Marco Antônio Carvalho

Em Sorocaba

  • João Wainer/Folhapress

Tocar a campainha e ligar no telefone fixo das casas eram parte do modo como atuava uma quadrilha presa na semana passada pela Divisão de Investigações sobre Crimes contra o Patrimônio, da Polícia Civil. O objetivo dos criminosos era assegurar que não havia moradores no local escolhido para o furto. Foram ao menos sete ocorrências assim na região de Alto de Pinheiros, zona oeste da capital.

Quatro homens foram presos após investigação da polícia. Os agentes chegaram a uma casa na Vila Madalena no momento em que dois suspeitos furtavam objetos de valor; outros dois davam apoio do lado de fora.

"Eles escolhiam bairros onde há casas de alto padrão. Escolhiam pela fachada. Quando alguém atendia a campainha, eles já desistiam", disse o delegado Ronaldo Sayeg. "Se não atendessem a porta, eles ficavam ligando para ter certeza.
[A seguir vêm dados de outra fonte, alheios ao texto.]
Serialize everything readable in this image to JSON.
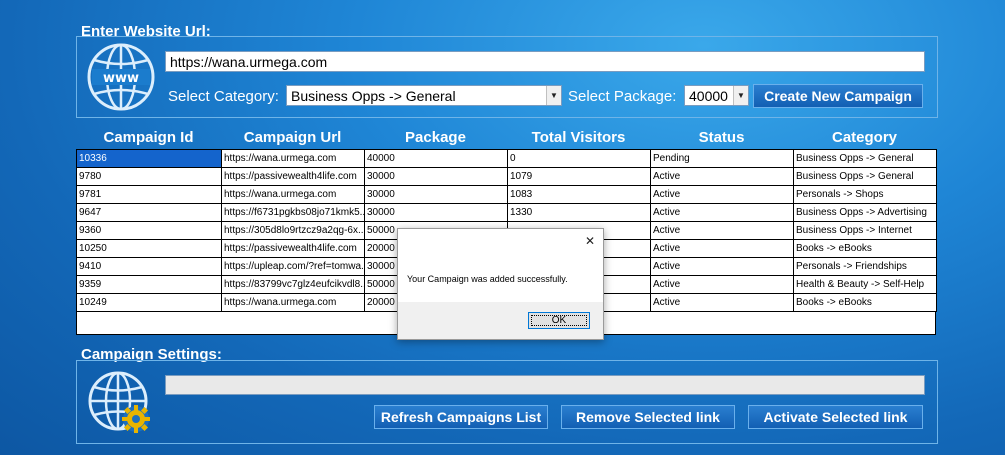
{
  "top": {
    "section_title": "Enter Website Url:",
    "url_value": "https://wana.urmega.com",
    "category_label": "Select Category:",
    "category_selected": "Business Opps -> General",
    "package_label": "Select Package:",
    "package_selected": "40000",
    "create_button": "Create New Campaign"
  },
  "table": {
    "headers": [
      "Campaign Id",
      "Campaign Url",
      "Package",
      "Total Visitors",
      "Status",
      "Category"
    ],
    "rows": [
      [
        "10336",
        "https://wana.urmega.com",
        "40000",
        "0",
        "Pending",
        "Business Opps -> General"
      ],
      [
        "9780",
        "https://passivewealth4life.com",
        "30000",
        "1079",
        "Active",
        "Business Opps -> General"
      ],
      [
        "9781",
        "https://wana.urmega.com",
        "30000",
        "1083",
        "Active",
        "Personals -> Shops"
      ],
      [
        "9647",
        "https://f6731pgkbs08jo71kmk5...",
        "30000",
        "1330",
        "Active",
        "Business Opps -> Advertising"
      ],
      [
        "9360",
        "https://305d8lo9rtzcz9a2qg-6x...",
        "50000",
        "",
        "Active",
        "Business Opps -> Internet"
      ],
      [
        "10250",
        "https://passivewealth4life.com",
        "20000",
        "",
        "Active",
        "Books -> eBooks"
      ],
      [
        "9410",
        "https://upleap.com/?ref=tomwa...",
        "30000",
        "",
        "Active",
        "Personals -> Friendships"
      ],
      [
        "9359",
        "https://83799vc7glz4eufcikvdl8...",
        "50000",
        "",
        "Active",
        "Health & Beauty -> Self-Help"
      ],
      [
        "10249",
        "https://wana.urmega.com",
        "20000",
        "",
        "Active",
        "Books -> eBooks"
      ]
    ]
  },
  "settings": {
    "section_title": "Campaign Settings:",
    "refresh_button": "Refresh Campaigns List",
    "remove_button": "Remove Selected link",
    "activate_button": "Activate Selected link"
  },
  "dialog": {
    "message": "Your Campaign was added successfully.",
    "ok_label": "OK",
    "close_glyph": "✕"
  },
  "icons": {
    "top_icon": "www-globe-icon",
    "settings_icon": "globe-gear-icon"
  }
}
Depois, arrombavam portas e grades dos fundos das casas, onde geralmente há maior fragilidade."

O delegado sugere a adoção da transferência de chamadas do telefone fixo para o celular, configurando o aparelho para realizar a transferência se não houver resposta em casa.

As informações são do jornal O Estado de S. Paulo.